The ERM and the single currency
The Exchange Rate Mechanism (ERM) created in 1979 laid the foundation for the later Economic and Monetary Union (EMU). The UK joined the ERM in 1990 (and left in 1992) but obtained an opt-out from joining EMU in return for agreeing to the next major Treaty amendment, the Maastricht Treaty, in 1991. The Maastricht Treaty (the Treaty on European Union) also created the three-pillared structure which included intergovernmental decision-making in foreign and security policy and justice and home affairs matters.
This Treaty was controversial in the UK Parliament, because the Conservative Government under John Major had opted out its social policy provisions. In 1993 a confidence motion narrowly ensured parliamentary support for the Government's EC policy and the Treaty was subsequently ratified. The next Treaty amendment agreed in Amsterdam in 1997 included adoption of EU social policy provisions by the Labour Government of Tony Blair.
On 1 January 1999 the single currency, the Euro, was adopted as the official currency of 11 of the 15 EU Member States.

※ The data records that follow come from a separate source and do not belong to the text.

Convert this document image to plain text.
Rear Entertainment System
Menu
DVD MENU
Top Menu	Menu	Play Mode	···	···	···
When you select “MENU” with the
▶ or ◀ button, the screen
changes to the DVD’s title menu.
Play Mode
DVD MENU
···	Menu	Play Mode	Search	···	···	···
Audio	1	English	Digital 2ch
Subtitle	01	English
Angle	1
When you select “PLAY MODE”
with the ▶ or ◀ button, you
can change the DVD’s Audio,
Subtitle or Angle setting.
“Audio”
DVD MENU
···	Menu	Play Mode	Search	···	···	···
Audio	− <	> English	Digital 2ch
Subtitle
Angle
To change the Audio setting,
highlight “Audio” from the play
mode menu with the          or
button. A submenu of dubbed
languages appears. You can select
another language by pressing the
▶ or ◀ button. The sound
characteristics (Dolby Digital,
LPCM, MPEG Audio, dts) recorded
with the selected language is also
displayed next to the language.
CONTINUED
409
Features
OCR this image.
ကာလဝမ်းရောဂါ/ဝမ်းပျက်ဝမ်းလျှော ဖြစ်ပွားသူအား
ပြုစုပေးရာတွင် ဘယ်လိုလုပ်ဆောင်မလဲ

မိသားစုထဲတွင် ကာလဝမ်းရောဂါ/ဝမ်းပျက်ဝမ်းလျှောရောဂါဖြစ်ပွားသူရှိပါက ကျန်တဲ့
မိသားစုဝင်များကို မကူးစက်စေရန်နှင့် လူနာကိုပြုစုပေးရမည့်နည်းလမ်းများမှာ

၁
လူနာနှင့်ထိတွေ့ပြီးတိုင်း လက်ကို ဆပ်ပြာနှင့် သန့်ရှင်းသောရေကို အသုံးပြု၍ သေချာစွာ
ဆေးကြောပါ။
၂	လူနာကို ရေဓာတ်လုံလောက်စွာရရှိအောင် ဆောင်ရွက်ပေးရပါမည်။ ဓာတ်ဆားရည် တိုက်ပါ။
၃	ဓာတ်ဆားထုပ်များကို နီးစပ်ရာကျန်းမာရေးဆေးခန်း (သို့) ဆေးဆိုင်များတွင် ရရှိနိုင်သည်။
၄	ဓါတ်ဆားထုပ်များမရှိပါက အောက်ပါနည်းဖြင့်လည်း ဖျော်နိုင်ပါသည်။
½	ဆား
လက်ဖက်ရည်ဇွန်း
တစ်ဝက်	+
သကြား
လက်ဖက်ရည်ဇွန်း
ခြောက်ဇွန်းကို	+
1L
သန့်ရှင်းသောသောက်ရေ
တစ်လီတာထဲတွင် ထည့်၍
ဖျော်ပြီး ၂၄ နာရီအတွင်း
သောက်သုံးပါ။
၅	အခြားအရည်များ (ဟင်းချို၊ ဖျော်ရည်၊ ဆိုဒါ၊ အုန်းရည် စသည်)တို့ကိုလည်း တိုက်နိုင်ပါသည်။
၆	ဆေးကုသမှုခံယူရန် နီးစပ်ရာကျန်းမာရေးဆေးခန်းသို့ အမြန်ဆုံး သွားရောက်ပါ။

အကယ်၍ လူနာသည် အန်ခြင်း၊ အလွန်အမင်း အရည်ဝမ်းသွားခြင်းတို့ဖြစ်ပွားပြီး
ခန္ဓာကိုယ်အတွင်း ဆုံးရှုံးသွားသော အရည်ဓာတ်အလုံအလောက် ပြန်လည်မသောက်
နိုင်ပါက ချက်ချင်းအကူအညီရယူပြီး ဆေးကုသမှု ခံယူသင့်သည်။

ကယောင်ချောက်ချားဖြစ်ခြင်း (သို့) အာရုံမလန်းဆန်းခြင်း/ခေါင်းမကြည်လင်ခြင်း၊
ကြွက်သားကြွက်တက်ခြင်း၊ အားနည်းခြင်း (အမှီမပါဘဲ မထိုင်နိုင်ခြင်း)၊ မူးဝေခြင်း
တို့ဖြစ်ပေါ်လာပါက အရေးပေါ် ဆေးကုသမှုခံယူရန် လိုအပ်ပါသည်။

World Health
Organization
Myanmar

EMU was completed in 2002 when Euro coins and notes entered circulation for Eurozone States.
Maastricht Treaty
The Maastricht Treaty (full name: the Treaty on European Union) 1991 was a major amendment of the 1957 Treaty of Rome and highlighted the divide between Member States that wanted more integration (e.g. Germany) and those that wanted to co-operate on a voluntary and intergovernmental basis (e.g. Britain). The Treaty also established a timeline for Economic and Monetary Union (EMU) and set out the economic “convergence criteria” States needed to achieve and maintain, in order to adopt the single currency. The UK secured an opt-out from EMU.
The Maastricht Treaty also officially changed the name of the EEC to the European Union (EU).
After a flood of selling the pound on foreign stock exchanges, Britain was forced to leave the ERM in 1992, less than two years after joining. This day became known as ‘Black Wednesday', costing the UK Treasury £3.3 billion.
Single Market established
The Single Market was established in 1993, paving the way for the free movement of goods, capital, services and people.
In December the EU concluded the Agreement on the European Economic Area (EEA Agreement) with Austria, Finland, Iceland, Liechtenstein, Norway, Sweden and Switzerland. All but Switzerland later ratified the EEA Agreement, which opened up the internal market to EEA members.
The Channel Tunnel was opened in 1994, linking Britain to mainland Europe.
In January 1998 the UK took over the EU Presidency for six months. The European Council was held in June in Cardiff.
Treaty of Amsterdam
In 1997 the Treaty of Amsterdam was agreed. This Treaty incorporated the Schengen provisions on the abolition of internal border controls and a common visa policy into the EU Treaties, with opt-outs for the UK and Ireland.
Introduction of EU single currency
On 1 January 1999 the single currency, the Euro, was adopted as the official currency of 11 of the 15 EU Member States, but as a ‘virtual currency' for commercial and financial transactions only.
At the Helsinki European Council in December 1999, the EU agreed to open accession negotiations with several East European states, Cyprus and Malta, and recognised Turkey as an applicant state.
Twelve European states adopted the Euro as legal tender on 1 January 2002, and began to phase out their national currencies. Britain, Sweden and Denmark did not join the single currency.